Dort sollen sich, wie es heißt, publizistische Vergangenheit und Zukunft begegnen. Im Spiegelzelt hingegen, abseits und zugig gelegen, bietet Ranga Yogeshwar seine Wette auf die Zukunft an. "In sieben Jahren", so prophezeit der omnipräsente TV-Moderator und Physiker, "werden 80 Prozent aller Bücher in digitaler Form verkauft, und nur noch 20 Prozent werden auf Papier gedruckt sein."

Das ist die radikalste Prognose, die in diesen Tagen auf dem Frankfurter Messegelände zu hören ist. Und sie verstört: Die Zuhörer Yogeshwars, der im Spiegelzelt gemeinsam mit seinem Verlag Kiepenheuer & Witsch sein Multimediawerk "Rangas Welt" präsentiert, setzen sich erstaunt auf, manche winken ab und murmeln "ach was" vor sich hin. Manche blicken besorgt drein.

Konkurrenz zwischen Amazon und den Buchläden

Schon seit Jahren schwebt die Digitalisierung der Buchwelt wie eine dunkle Wolke über der Branche und damit auch über ihrem jährlichen Treffen am Main. In diesem Jahr hat es nun aus der Wolke zu regnen begonnen. Und ob aus dem Guss nur ein vorübergehendes Gewitter wird oder gar eine Sintflut, die nur wenige überleben, darüber sind sich Buchhändler, Autoren und Verleger in diesen Tagen nicht einig.

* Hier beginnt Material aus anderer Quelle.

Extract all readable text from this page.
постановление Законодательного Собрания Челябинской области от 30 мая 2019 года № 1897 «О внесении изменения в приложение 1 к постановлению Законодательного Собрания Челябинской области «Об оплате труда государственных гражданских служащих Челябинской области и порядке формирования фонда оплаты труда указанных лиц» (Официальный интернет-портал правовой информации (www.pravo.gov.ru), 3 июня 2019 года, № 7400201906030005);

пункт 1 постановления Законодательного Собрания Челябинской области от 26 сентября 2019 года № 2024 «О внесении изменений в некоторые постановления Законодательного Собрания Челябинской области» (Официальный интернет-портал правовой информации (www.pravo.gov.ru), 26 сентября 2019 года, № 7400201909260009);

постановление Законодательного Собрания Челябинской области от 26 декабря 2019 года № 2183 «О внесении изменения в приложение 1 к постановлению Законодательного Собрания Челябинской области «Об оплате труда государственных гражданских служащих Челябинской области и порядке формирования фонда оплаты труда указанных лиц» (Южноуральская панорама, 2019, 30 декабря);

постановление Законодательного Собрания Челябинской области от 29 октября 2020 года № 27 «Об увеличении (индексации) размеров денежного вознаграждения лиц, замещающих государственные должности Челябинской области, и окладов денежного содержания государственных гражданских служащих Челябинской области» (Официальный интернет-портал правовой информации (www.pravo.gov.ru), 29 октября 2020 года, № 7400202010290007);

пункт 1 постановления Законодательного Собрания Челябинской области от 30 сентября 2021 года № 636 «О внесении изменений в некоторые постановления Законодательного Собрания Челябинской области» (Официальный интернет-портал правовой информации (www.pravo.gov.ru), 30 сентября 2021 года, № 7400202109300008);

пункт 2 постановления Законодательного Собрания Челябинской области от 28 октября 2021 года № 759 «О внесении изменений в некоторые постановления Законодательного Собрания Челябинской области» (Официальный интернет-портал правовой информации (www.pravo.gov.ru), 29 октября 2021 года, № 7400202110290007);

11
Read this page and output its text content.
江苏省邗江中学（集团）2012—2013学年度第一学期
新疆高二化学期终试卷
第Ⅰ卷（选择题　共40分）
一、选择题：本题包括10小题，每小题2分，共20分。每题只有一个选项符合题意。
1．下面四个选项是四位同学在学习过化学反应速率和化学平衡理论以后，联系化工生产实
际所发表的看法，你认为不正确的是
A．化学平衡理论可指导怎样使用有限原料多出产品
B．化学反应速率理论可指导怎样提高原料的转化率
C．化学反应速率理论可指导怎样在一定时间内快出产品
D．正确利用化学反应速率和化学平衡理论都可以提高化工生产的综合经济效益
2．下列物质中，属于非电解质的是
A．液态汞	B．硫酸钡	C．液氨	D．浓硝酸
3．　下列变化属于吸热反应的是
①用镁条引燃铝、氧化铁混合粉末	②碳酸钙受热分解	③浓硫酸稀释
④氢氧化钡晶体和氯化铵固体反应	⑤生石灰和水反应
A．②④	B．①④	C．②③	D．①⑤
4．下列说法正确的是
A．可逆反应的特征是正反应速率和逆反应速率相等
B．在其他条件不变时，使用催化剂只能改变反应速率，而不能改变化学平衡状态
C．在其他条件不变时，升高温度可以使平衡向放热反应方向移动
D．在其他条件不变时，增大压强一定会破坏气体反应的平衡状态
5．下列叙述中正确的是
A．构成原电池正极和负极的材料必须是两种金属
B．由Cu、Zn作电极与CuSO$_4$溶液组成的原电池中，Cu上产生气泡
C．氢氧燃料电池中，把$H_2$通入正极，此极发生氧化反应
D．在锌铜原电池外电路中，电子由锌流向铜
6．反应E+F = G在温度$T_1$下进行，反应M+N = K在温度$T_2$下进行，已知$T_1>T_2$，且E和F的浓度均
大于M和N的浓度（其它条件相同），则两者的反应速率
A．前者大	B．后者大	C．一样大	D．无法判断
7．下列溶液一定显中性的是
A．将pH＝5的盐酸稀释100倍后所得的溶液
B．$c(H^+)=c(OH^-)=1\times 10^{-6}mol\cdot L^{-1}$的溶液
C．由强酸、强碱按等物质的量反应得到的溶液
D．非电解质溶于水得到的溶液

Just seit dem ersten Messetag am Mittwoch liefert der US-Internetbuchhändler Amazon sein elektronisches Buchlesegerät Kindle eReader in Deutschland zum Einstiegspreis von Preis 99 Euro aus. Der Börsenverein des Deutschen Buchhandels konterte am gleichen Tag mit einem aufwendigeren Gerät des Herstellers Trekstore, das sich der Buchhandel für den gleichen Endkundenpreis in die Läden stellen kann. Der Vorteil für die Händler: Der Onlineshop, der auf dem Gerät läuft, verschafft ihnen 20 Prozent an jedem verkauften E-Book. Liest der Kunde hingegen auf dem Kindle, verdient daran Amazon.

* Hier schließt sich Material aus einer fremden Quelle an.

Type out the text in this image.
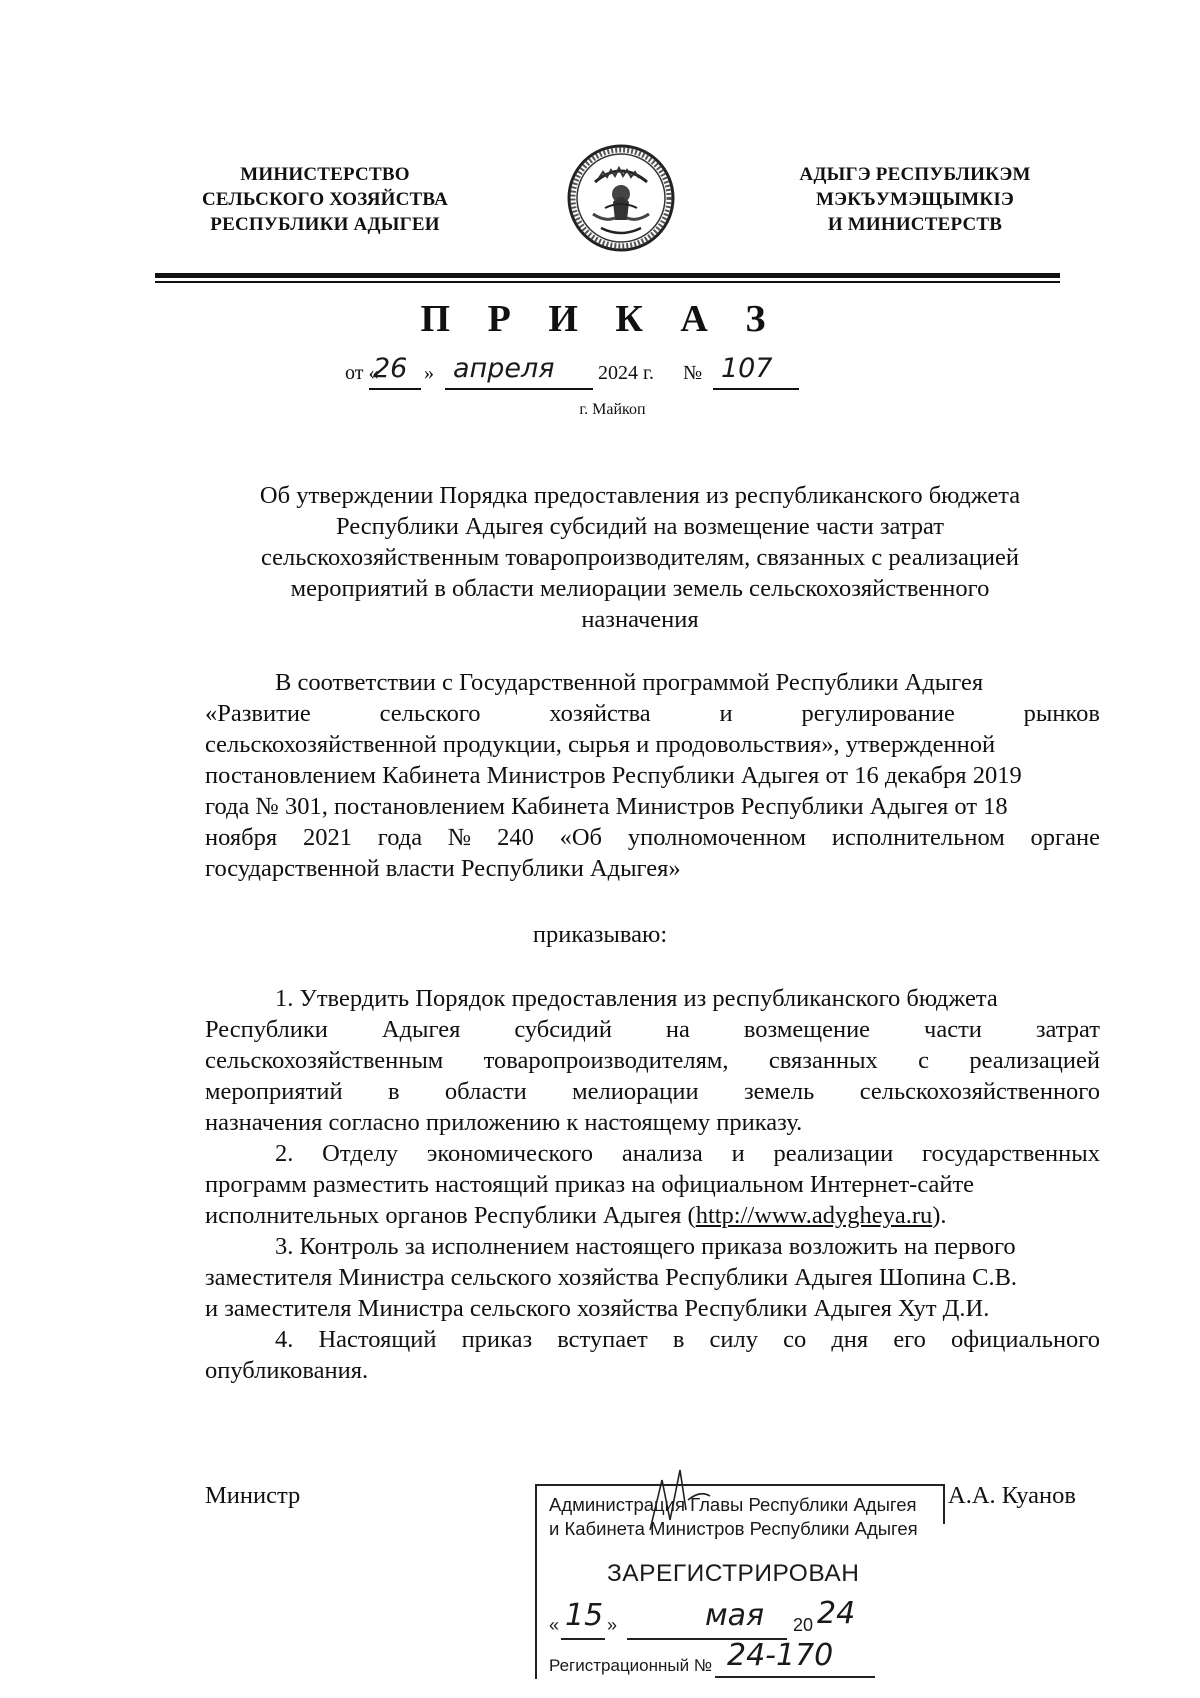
МИНИСТЕРСТВО
СЕЛЬСКОГО ХОЗЯЙСТВА
РЕСПУБЛИКИ АДЫГЕИ
АДЫГЭ РЕСПУБЛИКЭМ
МЭКЪУМЭЩЫМКIЭ
И МИНИСТЕРСТВ
П Р И К А З
от «
26 » апреля 2024 г. № 107
г. Майкоп
Об утверждении Порядка предоставления из республиканского бюджета
Республики Адыгея субсидий на возмещение части затрат
сельскохозяйственным товаропроизводителям, связанных с реализацией
мероприятий в области мелиорации земель сельскохозяйственного
назначения
В соответствии с Государственной программой Республики Адыгея
«Развитие	сельского	хозяйства	и	регулирование	рынков
сельскохозяйственной продукции, сырья и продовольствия», утвержденной
постановлением Кабинета Министров Республики Адыгея от 16 декабря 2019
года № 301, постановлением Кабинета Министров Республики Адыгея от 18
ноября 2021 года № 240 «Об уполномоченном исполнительном органе
государственной власти Республики Адыгея»
приказываю:
1. Утвердить Порядок предоставления из республиканского бюджета
Республики Адыгея субсидий на возмещение части затрат
сельскохозяйственным товаропроизводителям, связанных с реализацией
мероприятий в области мелиорации земель сельскохозяйственного
назначения согласно приложению к настоящему приказу.
2. Отделу экономического анализа и реализации государственных
программ разместить настоящий приказ на официальном Интернет-сайте
исполнительных органов Республики Адыгея (http://www.adygheya.ru).
3. Контроль за исполнением настоящего приказа возложить на первого
заместителя Министра сельского хозяйства Республики Адыгея Шопина С.В.
и заместителя Министра сельского хозяйства Республики Адыгея Хут Д.И.
4. Настоящий приказ вступает в силу со дня его официального
опубликования.
Министр	А.А. Куанов
Администрация Главы Республики Адыгея
и Кабинета Министров Республики Адыгея
ЗАРЕГИСТРИРОВАН
« 15 »	мая 20 24
Регистрационный № 24-170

Damit ist die Schlacht um den Kunden eröffnet: Die Lesegeräte sind erschwinglich geworden und werden in den nächsten Monaten sicher noch billiger. Spätestens für die Weihnachtsfeiertage erwartet die Branche rasant in die Höhe schießende Downloadzahlen - wenn all die Lesegeräte, die unter dem Weihnachtsbaum liegen, gefüttert werden.

Ranga Yogeshwar glaubt an die radikale Digitalisierung

In den USA liegt der Marktanteil digitaler Bücher bereits jetzt bei rund 15 Prozent, mit der Insolvenz der zweitgrößten Buchhandelskette Borders hat die Digitalisierung ihr erstes spektakuläres Opfer gefordert. Hierzulande liegt der Anteil digitaler Bücher am Absatz mit einem bis zwei Prozent noch im vernachlässigbaren Bereich. Auf neun Prozent könnte er bis zum Jahr 2015 steigen, hat der Börsenverein nach einer Umfrage unter Verlagen und Buchhändlern im März prognostiziert.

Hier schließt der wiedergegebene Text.